Vins et spiritueux : une baisse des volumes liée à la crise sanitaire et aux taxes américaines

Les exportations de vins et spiritueux en 2020 ont accusé un repli important. La crise sanitaire a joué un rôle mais aussi les taxes imposées par l’administration américaine. Un phénomène qui a eu des effets sur la logistique portuaire.

Dans le monde, le confinement n’a pas amené la population à se tourner « vers la bouteille ». La consommation a sensiblement reculé dans les différents pays. Ainsi, les exportations de vins et spiritueux français ont perdu 5,8% de leur volume en 2020 à 183,3 millions de caisses (une caisse équivaut à 12 bouteilles).

Crise sanitaire et taxe américaine

Dans son bilan annuel, la FEVS (Fédération des exportateurs de vins et spiritueux) indique plusieurs raisons à la baisse des exportations. Ce repli tient, d’une part, à la crise sanitaire. Le confinement a entraîné la fermeture de nombreux points de distribution comme les commerces de détail, les cafés, hôtels et restaurants dans de nombreux pays.

L’autre raison évoquée par la FEVS tient aux taxes américaines imposées dès le début 2020. En effet, l’administration de Donald Trump a décidé d’augmenter les taxes sur les vins et spiritueux français en réponse aux taxes imposées par la Commission européenne sur l’industrie aéronautique américaine.

Une intervention française et européenne

« C’est certainement aux États-Unis que la situation demeure la plus préoccupante et donc la plus urgente. C’est d’abord du niveau européen que doit venir la résolution de ce conflit : il est urgent que la Présidente de la Commission européenne, Ursula Von der Leyen, règle directement et sans délai ce sujet avec le Président Joe Biden », a déclaré le Président de la FEVS, César Giron. « Mais le règlement urgent de ce conflit transatlantique n’exonère pas l’État français de ses responsabilités : nous serons reçus le 15 février par le Premier Ministre Jean Castex. Cette rencontre doit donner lieu à des décisions fortes en faveur des exportateurs. »

Les effets sur les ports

Une baisse des exportations de vins et spiritueux français a des effets directs sur les trafics portuaires. Dans une étude publiée par le Journal of Transport Geography de janvier 2021, David Guerrero et Jean-Claude Thill ont analysé les flux terrestres des vins et spiritueux en France. Il apparaît que le choix du port selon l’origine se réalise en fonction de plusieurs critères.
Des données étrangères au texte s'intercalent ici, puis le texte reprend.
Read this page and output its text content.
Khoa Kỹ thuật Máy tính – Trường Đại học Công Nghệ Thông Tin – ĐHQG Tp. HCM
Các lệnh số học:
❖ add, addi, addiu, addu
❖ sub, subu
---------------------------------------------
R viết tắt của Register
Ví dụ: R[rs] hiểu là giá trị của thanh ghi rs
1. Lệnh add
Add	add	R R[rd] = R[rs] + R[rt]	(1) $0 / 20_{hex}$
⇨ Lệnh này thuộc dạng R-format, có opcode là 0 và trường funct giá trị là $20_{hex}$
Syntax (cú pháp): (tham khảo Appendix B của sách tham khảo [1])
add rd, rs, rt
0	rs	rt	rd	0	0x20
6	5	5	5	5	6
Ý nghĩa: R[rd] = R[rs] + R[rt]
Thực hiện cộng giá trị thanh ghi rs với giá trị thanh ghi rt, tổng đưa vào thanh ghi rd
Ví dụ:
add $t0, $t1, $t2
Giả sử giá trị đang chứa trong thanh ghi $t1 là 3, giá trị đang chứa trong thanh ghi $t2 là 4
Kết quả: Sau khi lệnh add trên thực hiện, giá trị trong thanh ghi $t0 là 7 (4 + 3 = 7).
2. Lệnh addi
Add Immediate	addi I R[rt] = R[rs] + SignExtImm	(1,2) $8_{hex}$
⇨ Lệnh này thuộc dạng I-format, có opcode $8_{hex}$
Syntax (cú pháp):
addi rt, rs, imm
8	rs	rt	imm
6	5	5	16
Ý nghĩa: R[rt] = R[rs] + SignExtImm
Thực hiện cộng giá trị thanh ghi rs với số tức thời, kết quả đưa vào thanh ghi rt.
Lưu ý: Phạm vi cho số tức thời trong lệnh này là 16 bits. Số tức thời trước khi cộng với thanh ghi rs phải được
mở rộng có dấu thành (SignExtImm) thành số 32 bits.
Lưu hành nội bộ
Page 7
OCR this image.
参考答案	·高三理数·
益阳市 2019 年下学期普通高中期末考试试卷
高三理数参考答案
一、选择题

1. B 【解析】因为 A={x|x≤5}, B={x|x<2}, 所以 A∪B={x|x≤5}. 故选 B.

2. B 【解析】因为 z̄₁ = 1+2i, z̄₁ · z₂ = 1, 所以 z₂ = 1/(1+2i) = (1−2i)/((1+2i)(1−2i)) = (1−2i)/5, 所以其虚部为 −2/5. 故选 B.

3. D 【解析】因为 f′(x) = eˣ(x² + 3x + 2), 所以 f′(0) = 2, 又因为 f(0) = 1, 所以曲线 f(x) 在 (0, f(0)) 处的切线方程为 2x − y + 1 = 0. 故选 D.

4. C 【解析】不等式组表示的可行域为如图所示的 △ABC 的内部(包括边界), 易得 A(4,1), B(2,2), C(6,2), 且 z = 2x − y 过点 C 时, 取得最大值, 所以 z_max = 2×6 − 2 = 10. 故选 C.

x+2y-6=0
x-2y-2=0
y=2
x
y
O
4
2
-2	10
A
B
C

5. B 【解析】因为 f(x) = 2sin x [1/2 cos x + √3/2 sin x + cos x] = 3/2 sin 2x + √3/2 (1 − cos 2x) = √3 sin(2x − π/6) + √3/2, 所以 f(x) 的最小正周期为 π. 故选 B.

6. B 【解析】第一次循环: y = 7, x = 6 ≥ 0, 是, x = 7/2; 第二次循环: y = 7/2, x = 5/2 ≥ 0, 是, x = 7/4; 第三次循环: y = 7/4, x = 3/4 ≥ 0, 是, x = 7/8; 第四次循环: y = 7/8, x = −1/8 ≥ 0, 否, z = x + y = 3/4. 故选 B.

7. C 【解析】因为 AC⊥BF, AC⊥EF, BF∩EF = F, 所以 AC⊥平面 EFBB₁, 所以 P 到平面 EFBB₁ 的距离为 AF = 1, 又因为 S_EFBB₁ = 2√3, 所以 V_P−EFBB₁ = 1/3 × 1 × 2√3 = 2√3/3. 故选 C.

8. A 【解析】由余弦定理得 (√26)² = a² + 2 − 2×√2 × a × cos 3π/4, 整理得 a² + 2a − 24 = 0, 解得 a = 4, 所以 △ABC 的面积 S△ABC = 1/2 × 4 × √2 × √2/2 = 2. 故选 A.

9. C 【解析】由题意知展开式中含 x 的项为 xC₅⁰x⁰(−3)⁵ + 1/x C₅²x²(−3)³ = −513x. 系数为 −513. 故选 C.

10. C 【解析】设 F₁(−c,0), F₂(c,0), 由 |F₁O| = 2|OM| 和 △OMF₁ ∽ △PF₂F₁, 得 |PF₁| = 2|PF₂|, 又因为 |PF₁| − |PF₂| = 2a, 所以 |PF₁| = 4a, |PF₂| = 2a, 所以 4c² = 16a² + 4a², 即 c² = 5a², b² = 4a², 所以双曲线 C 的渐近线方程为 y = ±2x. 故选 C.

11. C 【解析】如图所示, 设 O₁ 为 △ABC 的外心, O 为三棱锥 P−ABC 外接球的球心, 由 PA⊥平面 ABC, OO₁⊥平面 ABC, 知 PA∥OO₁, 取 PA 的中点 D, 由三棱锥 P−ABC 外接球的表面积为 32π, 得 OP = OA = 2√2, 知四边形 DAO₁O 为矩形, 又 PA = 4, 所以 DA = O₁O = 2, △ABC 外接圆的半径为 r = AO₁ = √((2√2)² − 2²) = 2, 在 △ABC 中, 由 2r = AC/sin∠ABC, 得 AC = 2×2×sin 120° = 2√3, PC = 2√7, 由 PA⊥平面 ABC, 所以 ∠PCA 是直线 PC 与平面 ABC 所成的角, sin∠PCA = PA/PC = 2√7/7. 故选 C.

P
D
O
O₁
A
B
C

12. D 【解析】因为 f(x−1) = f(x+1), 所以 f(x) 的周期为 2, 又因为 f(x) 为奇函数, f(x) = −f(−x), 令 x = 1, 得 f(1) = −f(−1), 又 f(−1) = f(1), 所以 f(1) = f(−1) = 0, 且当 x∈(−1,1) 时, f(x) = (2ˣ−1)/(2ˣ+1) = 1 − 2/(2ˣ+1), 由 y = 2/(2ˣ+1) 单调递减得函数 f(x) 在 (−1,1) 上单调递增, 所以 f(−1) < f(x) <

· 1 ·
Ports vins et spiritueux exportations
Infographie publiée sur Linkedin par David Guerrero.

Le choix du port dépend du type de chargeurs

Les deux auteurs expliquent que le choix du port dépend en partie du type de chargeurs. « Les chargeurs avec peu de volumes vont faire leur choix selon le paramètre coût. Les chargeurs plus importants vont s’attacher à d’autres facteurs comme la fréquence des lignes maritimes et les lignes directes. Une des explications de cette attitude des chargeurs plus importants est qu’ils ont un poids plus important sur les compagnies maritimes, ils sont donc plus sensibles aux facteurs qui peuvent favoriser l’une ou l’autre des compagnies », indique le texte.

GPM Le Havre, premier port d’exportation

Alors, en attachant une importance à la connectivité du port, sa réputation ou encore ses connections avec l’hinterland, il ressort de cette étude que le GPM du Havre demeure encore le plus important exportateur des vins et spiritueux français. Prenons un exemple. Les exportations de Cognac sont dirigées majoritairement vers Le Havre. Une part plus faible part vers Anvers. Dans le même temps, les vins de Bordeaux livrent une partie de leurs expéditions sur les quais d’Anvers.

Anvers prend une part de marché

Ainsi, il ressort du graphique réalisé par les deux auteurs de l’étude que les flux des vins et spiritueux français partent vers Le Havre mais aussi Anvers. Le port d’outre Quiévrain pèse plus lourd que le GPM de Marseille-Fos surtout par son poids dans les exportations de la production champenoise. En France, les vins sont autant expédiés par Fos que par Rotterdam. Le slogan « import, export, je passe par mon port » prends ici toute sa dimension.